After a relentless campaign, The Open Wing Alliance won a monumental campaign against Yum! Brands — the parent company of KFC, Taco Bell, and Pizza Hut — which pledged to go cage-free across nearly 50,000 locations in 150 countries worldwide.
THL published their Q3 progress report, which details their full impact from July to September here.
Open Philanthropy announced grants including $5M to Compassion in World Farming to support work on fish welfare and ending the use of cages in farming, $5M to Californians Against Pandemics to support work on the California Pandemic Early Detection and Prevention Act ballot initiative, $2.1M to Pure Earth to support work on reducing lead exposure in low- and middle-income countries, and $600K to the Federation of American Scientists to support work on high-skilled immigration policy. It also announced its allocation of $300M to GiveWell top charities; shared that its criminal justice reform program will launch as Just Impact, a new independent organization; and published technical updates to its Global Health and Wellbeing cause prioritization framework.
Rethink Priorities (RP) published their 2021 Impact and 2022 Strategy update. They also hosted an AMA (Ask Us Anything) during which RP staff answered questions about the organization, their work, as well as goals and plans for the next year.
Senior Economist David Reinstein presented the key findings regarding donations from the EA Survey 2020. It asked EAs about their charitable donations in the previous year and their predicted donations for the year of the survey.

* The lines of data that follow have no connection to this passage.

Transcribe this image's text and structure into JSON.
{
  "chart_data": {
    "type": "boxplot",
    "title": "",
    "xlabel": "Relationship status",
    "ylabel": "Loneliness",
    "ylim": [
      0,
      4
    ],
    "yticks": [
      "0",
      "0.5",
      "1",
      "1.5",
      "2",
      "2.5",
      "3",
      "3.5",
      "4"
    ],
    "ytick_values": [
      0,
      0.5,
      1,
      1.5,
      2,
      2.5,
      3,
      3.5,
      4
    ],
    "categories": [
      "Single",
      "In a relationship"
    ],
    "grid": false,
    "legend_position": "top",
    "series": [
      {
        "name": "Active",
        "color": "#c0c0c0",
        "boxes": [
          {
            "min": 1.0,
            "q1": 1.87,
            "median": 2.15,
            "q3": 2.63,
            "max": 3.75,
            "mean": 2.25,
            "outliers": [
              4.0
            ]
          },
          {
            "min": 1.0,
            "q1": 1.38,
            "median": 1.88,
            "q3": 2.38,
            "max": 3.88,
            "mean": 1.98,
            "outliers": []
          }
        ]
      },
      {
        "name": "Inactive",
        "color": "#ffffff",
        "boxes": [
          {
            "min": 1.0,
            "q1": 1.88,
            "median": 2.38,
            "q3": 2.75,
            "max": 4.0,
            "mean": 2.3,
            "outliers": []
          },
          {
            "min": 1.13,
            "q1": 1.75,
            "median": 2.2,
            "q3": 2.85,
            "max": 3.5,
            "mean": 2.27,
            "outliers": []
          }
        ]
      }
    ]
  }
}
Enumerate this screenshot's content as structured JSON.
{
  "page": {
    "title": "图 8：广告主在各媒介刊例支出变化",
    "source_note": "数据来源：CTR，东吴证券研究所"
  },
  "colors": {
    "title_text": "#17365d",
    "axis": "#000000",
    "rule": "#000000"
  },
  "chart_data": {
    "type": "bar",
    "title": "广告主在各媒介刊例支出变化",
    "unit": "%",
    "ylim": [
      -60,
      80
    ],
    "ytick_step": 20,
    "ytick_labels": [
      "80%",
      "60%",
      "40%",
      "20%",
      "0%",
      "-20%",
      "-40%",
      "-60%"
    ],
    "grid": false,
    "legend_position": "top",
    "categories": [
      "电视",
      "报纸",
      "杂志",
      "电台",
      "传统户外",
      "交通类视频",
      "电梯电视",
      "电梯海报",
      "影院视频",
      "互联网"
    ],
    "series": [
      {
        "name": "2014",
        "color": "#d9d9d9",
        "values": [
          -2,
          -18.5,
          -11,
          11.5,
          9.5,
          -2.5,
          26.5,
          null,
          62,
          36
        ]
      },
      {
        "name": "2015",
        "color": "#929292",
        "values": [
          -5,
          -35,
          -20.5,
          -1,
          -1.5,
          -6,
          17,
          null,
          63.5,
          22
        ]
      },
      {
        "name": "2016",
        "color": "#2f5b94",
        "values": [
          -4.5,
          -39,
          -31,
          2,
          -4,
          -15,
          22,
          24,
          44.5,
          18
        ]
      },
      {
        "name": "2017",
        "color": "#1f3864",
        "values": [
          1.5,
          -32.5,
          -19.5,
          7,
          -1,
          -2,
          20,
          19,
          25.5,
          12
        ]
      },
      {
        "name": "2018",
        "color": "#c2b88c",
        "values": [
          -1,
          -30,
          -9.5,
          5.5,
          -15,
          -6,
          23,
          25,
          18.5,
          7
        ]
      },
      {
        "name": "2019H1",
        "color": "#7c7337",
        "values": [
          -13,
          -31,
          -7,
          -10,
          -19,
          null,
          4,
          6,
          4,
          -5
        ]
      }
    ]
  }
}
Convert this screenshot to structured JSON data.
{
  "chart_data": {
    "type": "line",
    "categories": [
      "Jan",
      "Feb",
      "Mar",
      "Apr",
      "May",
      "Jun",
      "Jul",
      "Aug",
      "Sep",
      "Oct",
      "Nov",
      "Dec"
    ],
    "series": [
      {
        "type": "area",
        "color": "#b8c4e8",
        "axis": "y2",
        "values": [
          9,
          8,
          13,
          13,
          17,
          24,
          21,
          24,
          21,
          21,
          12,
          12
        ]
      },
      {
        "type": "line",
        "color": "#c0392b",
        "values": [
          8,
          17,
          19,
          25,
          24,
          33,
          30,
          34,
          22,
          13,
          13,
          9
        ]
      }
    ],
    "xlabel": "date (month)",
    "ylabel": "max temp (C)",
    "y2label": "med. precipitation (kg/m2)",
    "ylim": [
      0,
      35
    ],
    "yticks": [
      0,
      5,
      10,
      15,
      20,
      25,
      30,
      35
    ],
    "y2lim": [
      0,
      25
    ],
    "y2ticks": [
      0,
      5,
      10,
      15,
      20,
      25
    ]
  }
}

RP’s team researching the moral weight of different animal species held a virtual conference earlier this month. A panel of five experts discussed Cognition, Welfare, and the Problem of Interspecies Comparisons. A recording is available on RP's website and one of the participants posted their conference notes on the EA Forum.
Senior Research Manager Daniela R. Waldhorn was one of the panelists at the Aquatic Life Conference 2021. Daniela elaborated on the topic of shrimp production and related welfare issues. A recording of the session can be found here and more information about farmed animal welfare is available in RP’s Research Database.
Wild Animal Initiative
Animal Charity Evaluators named Wild Animal Initiative a Top Charity for the second year in a row. You can read their analysis of WAI’s programs, cost effectiveness, culture, and room for more funding here.
At EA Global: London, Acting Executive Director Cameron Meyer Shorb made exciting connections for the wild animal welfare movement in the realms of policy, research, and academic outreach.
Wild Animal Initiative welcomed two returning members to the team in October. Mark Onley supports WAI’s operations and strategy in his new role as Executive Advisor. Law & Policy Fellow Suzanne Van Arsdale is exploring possible avenues for wild animal welfare advocacy.